Power-frequency oscillation modeling, analysis and suppression of multi-VSG grid-connected system

The virtual synchronous generator (VSG) enhances the inertia response of renewable energy system by mimicking traditional synchronous generators (TSG), but inherits the power-frequency oscillation issue of TSG. The grid impedance at the point of common coupling (PCC) leads to the interaction between VSG control loops, which complicates the dynamic performance of the multi-VSG grid-connected system. This paper investigates the modeling, analysis and suppression of the power-frequency oscillation for the multi-VSG grid-connected system.
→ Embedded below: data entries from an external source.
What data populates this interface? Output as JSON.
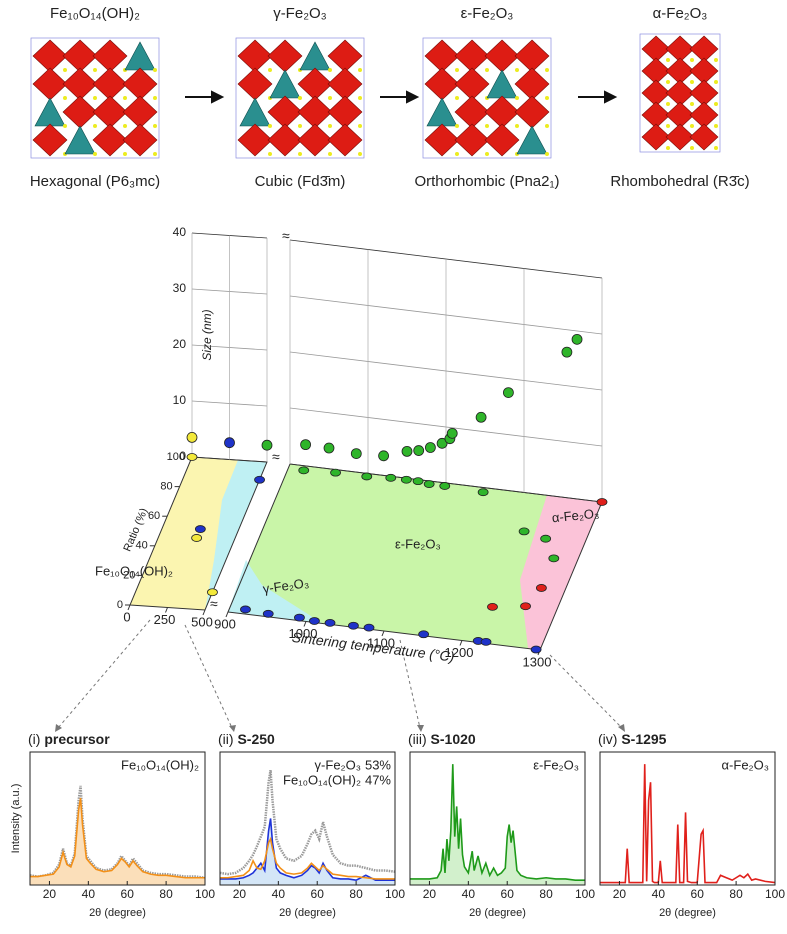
{
  "structures": [
    {
      "formula": "Fe₁₀O₁₄(OH)₂",
      "system": "Hexagonal (P6₃mc)"
    },
    {
      "formula": "γ-Fe₂O₃",
      "system": "Cubic (Fd3̄m)"
    },
    {
      "formula": "ε-Fe₂O₃",
      "system": "Orthorhombic (Pna2₁)"
    },
    {
      "formula": "α-Fe₂O₃",
      "system": "Rhombohedral (R3̄c)"
    }
  ],
  "chart_data": [
    {
      "type": "scatter3d",
      "xlabel": "Sintering temperature (°C)",
      "ylabel": "Ratio (%)",
      "zlabel": "Size (nm)",
      "xlim": [
        0,
        1300
      ],
      "axis_break": [
        500,
        900
      ],
      "xticks": [
        0,
        250,
        500,
        900,
        1000,
        1100,
        1200,
        1300
      ],
      "ylim": [
        0,
        100
      ],
      "yticks": [
        0,
        20,
        40,
        60,
        80,
        100
      ],
      "zlim": [
        0,
        40
      ],
      "zticks": [
        0,
        10,
        20,
        30,
        40
      ],
      "size_points": {
        "x": [
          0,
          250,
          500,
          920,
          950,
          985,
          1020,
          1050,
          1065,
          1080,
          1095,
          1105,
          1108,
          1145,
          1180,
          1255,
          1268
        ],
        "values": [
          3.5,
          3,
          3,
          3.8,
          3.7,
          3.3,
          3.5,
          4.8,
          5.2,
          6,
          7,
          8,
          9,
          12.5,
          17.5,
          26,
          28.5
        ],
        "colors": [
          "#f3e93a",
          "#1f33c8",
          "#2fb52a",
          "#2fb52a",
          "#2fb52a",
          "#2fb52a",
          "#2fb52a",
          "#2fb52a",
          "#2fb52a",
          "#2fb52a",
          "#2fb52a",
          "#2fb52a",
          "#2fb52a",
          "#2fb52a",
          "#2fb52a",
          "#2fb52a",
          "#2fb52a"
        ]
      },
      "series": [
        {
          "name": "Fe₁₀O₁₄(OH)₂",
          "color": "#f3e93a",
          "label_color": "#f39018",
          "x": [
            0,
            250,
            500
          ],
          "values": [
            100,
            47,
            12
          ]
        },
        {
          "name": "γ-Fe₂O₃",
          "color": "#1f33c8",
          "label_color": "#1f33c8",
          "x": [
            250,
            500,
            920,
            950,
            990,
            1010,
            1030,
            1060,
            1080,
            1150,
            1220,
            1230,
            1295
          ],
          "values": [
            53,
            88,
            3,
            2,
            2,
            1,
            1,
            1,
            1,
            1,
            1,
            1,
            0
          ]
        },
        {
          "name": "ε-Fe₂O₃",
          "color": "#2fb52a",
          "label_color": "#2a9a25",
          "x": [
            920,
            960,
            1000,
            1030,
            1050,
            1065,
            1080,
            1100,
            1150,
            1220,
            1250,
            1270
          ],
          "values": [
            97,
            98,
            98,
            99,
            99,
            99,
            98,
            98,
            97,
            75,
            72,
            60
          ]
        },
        {
          "name": "α-Fe₂O₃",
          "color": "#e0201b",
          "label_color": "#d81c1c",
          "x": [
            1220,
            1260,
            1270,
            1300
          ],
          "values": [
            24,
            27,
            40,
            100
          ]
        }
      ]
    },
    {
      "type": "line",
      "panel": "(i)",
      "title": "precursor",
      "xlabel": "2θ (degree)",
      "ylabel": "Intensity (a.u.)",
      "xlim": [
        10,
        100
      ],
      "xticks": [
        20,
        40,
        60,
        80,
        100
      ],
      "ylim": [
        0,
        110
      ],
      "x": [
        10,
        14,
        18,
        22,
        25,
        27,
        29,
        31,
        33,
        35,
        36,
        37,
        39,
        41,
        44,
        48,
        52,
        55,
        57,
        59,
        61,
        63,
        65,
        68,
        72,
        76,
        80,
        85,
        90,
        95,
        100
      ],
      "series": [
        {
          "color": "#9a9a9a",
          "values": [
            8,
            7,
            8,
            10,
            17,
            30,
            18,
            16,
            26,
            70,
            82,
            55,
            24,
            20,
            14,
            12,
            13,
            18,
            24,
            20,
            16,
            22,
            18,
            12,
            10,
            9,
            9,
            8,
            7,
            7,
            6
          ]
        },
        {
          "name": "Fe₁₀O₁₄(OH)₂",
          "color": "#f39018",
          "fill": "#fbdcb3",
          "values": [
            7,
            7,
            8,
            9,
            15,
            27,
            17,
            15,
            24,
            62,
            72,
            50,
            22,
            18,
            13,
            11,
            12,
            17,
            22,
            19,
            15,
            20,
            16,
            11,
            9,
            8,
            8,
            7,
            6,
            6,
            6
          ]
        }
      ]
    },
    {
      "type": "line",
      "panel": "(ii)",
      "title": "S-250",
      "xlabel": "2θ (degree)",
      "xlim": [
        10,
        100
      ],
      "xticks": [
        20,
        40,
        60,
        80,
        100
      ],
      "ylim": [
        0,
        110
      ],
      "x": [
        10,
        14,
        18,
        22,
        25,
        27,
        29,
        31,
        33,
        35,
        36,
        37,
        39,
        41,
        44,
        48,
        52,
        55,
        57,
        59,
        61,
        63,
        65,
        68,
        72,
        76,
        80,
        85,
        90,
        95,
        100
      ],
      "series": [
        {
          "color": "#9a9a9a",
          "values": [
            10,
            9,
            10,
            14,
            20,
            25,
            32,
            40,
            48,
            85,
            95,
            70,
            38,
            30,
            22,
            20,
            24,
            34,
            42,
            45,
            38,
            52,
            40,
            25,
            18,
            16,
            16,
            14,
            12,
            12,
            11
          ]
        },
        {
          "name": "γ-Fe₂O₃",
          "color": "#1f33d8",
          "fill": "#cfe3f6",
          "fraction": 53,
          "fraction_label": "53%",
          "values": [
            5,
            5,
            5,
            6,
            8,
            10,
            14,
            18,
            12,
            45,
            55,
            35,
            14,
            10,
            8,
            6,
            8,
            12,
            16,
            14,
            10,
            18,
            12,
            6,
            5,
            5,
            4,
            8,
            4,
            4,
            4
          ]
        },
        {
          "name": "Fe₁₀O₁₄(OH)₂",
          "color": "#f39018",
          "fraction": 47,
          "fraction_label": "47%",
          "values": [
            6,
            6,
            7,
            8,
            12,
            20,
            14,
            13,
            20,
            35,
            38,
            30,
            18,
            14,
            10,
            9,
            10,
            14,
            18,
            15,
            12,
            16,
            13,
            9,
            8,
            7,
            7,
            6,
            5,
            5,
            5
          ]
        }
      ]
    },
    {
      "type": "line",
      "panel": "(iii)",
      "title": "S-1020",
      "xlabel": "2θ (degree)",
      "xlim": [
        10,
        100
      ],
      "xticks": [
        20,
        40,
        60,
        80,
        100
      ],
      "ylim": [
        0,
        110
      ],
      "x": [
        10,
        15,
        20,
        24,
        26,
        27,
        28,
        29,
        30,
        31,
        32,
        33,
        34,
        35,
        36,
        37,
        38,
        40,
        42,
        43,
        45,
        47,
        49,
        51,
        53,
        55,
        57,
        59,
        60,
        61,
        62,
        63,
        65,
        67,
        70,
        75,
        80,
        85,
        90,
        95,
        100
      ],
      "series": [
        {
          "name": "ε-Fe₂O₃",
          "color": "#1f9a1a",
          "fill": "#cdeec6",
          "values": [
            5,
            5,
            5,
            6,
            12,
            30,
            10,
            38,
            20,
            45,
            100,
            40,
            65,
            30,
            55,
            25,
            15,
            10,
            28,
            12,
            24,
            10,
            18,
            8,
            14,
            8,
            10,
            14,
            40,
            50,
            35,
            45,
            12,
            8,
            6,
            5,
            6,
            5,
            5,
            4,
            4
          ]
        }
      ]
    },
    {
      "type": "line",
      "panel": "(iv)",
      "title": "S-1295",
      "xlabel": "2θ (degree)",
      "xlim": [
        10,
        100
      ],
      "xticks": [
        20,
        40,
        60,
        80,
        100
      ],
      "ylim": [
        0,
        110
      ],
      "x": [
        10,
        20,
        23,
        24,
        25,
        30,
        32,
        33,
        34,
        35,
        36,
        37,
        38,
        40,
        41,
        42,
        45,
        49,
        50,
        51,
        53,
        54,
        55,
        57,
        60,
        62,
        63,
        64,
        66,
        70,
        72,
        75,
        78,
        80,
        82,
        84,
        86,
        88,
        90,
        95,
        100
      ],
      "series": [
        {
          "name": "α-Fe₂O₃",
          "color": "#e0201b",
          "values": [
            2,
            2,
            2,
            30,
            2,
            2,
            2,
            100,
            3,
            70,
            85,
            3,
            2,
            2,
            20,
            2,
            2,
            2,
            50,
            2,
            2,
            60,
            3,
            2,
            2,
            42,
            45,
            2,
            2,
            2,
            8,
            6,
            4,
            6,
            8,
            6,
            9,
            4,
            5,
            3,
            2
          ]
        }
      ]
    }
  ]
}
Initially, a mechanical admittance model of the multi-VSG grid-connected system is developed based on the electromechanical analogy principle, and the transfer functions under various disturbances are derived. Subsequently, the frequency-domain response of the transfer function is compared and analyzed with the simulation results to reveal the power-frequency oscillation behavior of the multi-VSG grid-connected system under varying system parameters. Finally, a power-frequency oscillation suppression strategy for the multi-VSG grid-connected system, based on active power feedforward compensation (APFC), is proposed in alignment with its oscillation characteristics, and the design parameters are provided. The efficacy of the proposed oscillation suppression strategy is validated through MATLAB/Simulink simulation and experimental testing.